Question

A symmetric star shaped conducting wire loop is carrying a steady state current $I$ as shown in the figure. The distance between the diametrically opposite vertices of the star is $4a$ .

• A. $\frac{\mu _{0} I}{4 \pi a} \, 3 \, \left[\sqrt{3} - 1\right]$
• B. $\frac{\mu _{0} I}{4 \pi a}6\left[\sqrt{3} - 1\right]$
• C. $\frac{\mu _{0} I}{4 \pi a}6 \, \left[\sqrt{3} + 1\right]$
• D. $\frac{\mu _{0} I}{4 \pi a}3\left[2 - \sqrt{3}\right]$

Answer 1

Answer: (B)

The given points (1, 2, 3, 4, 5, 6) makes 360^o angle at ‘O’. Hence angle made by vertices 1 and 2 with ‘O’ is 60^o.

Direction of magnetic field at ‘O’ due to each segment is same.

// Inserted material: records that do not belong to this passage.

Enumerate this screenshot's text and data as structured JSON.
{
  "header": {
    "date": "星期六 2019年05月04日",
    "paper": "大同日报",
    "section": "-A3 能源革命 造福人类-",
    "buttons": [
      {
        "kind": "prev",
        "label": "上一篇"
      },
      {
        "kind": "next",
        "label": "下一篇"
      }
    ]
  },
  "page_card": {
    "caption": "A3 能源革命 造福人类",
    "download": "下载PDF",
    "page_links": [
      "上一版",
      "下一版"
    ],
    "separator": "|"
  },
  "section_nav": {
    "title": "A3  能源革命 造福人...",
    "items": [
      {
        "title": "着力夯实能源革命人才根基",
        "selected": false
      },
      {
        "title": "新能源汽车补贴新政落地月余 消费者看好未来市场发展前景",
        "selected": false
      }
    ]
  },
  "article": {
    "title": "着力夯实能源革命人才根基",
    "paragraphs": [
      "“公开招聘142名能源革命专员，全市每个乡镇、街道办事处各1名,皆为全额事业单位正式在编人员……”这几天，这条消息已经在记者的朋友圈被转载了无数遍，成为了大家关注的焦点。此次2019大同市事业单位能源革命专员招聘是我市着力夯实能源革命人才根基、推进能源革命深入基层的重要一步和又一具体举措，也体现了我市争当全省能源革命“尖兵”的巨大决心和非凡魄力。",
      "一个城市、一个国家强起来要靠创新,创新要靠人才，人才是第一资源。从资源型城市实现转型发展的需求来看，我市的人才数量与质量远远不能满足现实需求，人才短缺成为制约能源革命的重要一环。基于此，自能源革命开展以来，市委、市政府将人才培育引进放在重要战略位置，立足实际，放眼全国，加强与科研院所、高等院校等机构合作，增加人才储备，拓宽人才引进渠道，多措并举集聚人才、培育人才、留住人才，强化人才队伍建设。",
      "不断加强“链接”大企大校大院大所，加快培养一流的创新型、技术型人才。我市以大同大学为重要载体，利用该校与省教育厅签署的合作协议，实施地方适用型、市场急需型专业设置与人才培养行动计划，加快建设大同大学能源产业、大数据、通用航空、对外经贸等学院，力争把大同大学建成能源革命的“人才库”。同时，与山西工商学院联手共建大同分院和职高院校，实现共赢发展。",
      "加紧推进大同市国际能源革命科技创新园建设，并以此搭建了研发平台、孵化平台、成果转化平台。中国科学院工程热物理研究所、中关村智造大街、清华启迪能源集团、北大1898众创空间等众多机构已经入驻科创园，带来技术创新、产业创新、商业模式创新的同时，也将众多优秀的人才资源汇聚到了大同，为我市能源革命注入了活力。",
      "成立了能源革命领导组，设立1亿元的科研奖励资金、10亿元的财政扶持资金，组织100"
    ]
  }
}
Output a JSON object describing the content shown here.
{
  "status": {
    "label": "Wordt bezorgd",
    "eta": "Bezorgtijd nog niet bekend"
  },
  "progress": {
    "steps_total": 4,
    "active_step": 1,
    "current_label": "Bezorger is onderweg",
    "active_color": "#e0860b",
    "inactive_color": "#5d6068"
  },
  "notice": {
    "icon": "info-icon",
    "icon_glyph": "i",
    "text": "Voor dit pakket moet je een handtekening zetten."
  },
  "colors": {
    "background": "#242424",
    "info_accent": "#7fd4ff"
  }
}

Since it is symmetric star shape, magnitude will also be same.
Magnetic field due to section BC.
$\left(B_{1}\right)=\frac{k i}{a}\left(\sin \left(60^{\circ}\right)-\sin 30^{\circ}\right)=\frac{k i}{2 a}(\sqrt{3}-1)$
$B_{n e t}=12 \times B_{1}=\frac{6 k i}{a}(\sqrt{3}-1)$ and $\left(k=\frac{\mu_{0}}{4 \pi}\right)$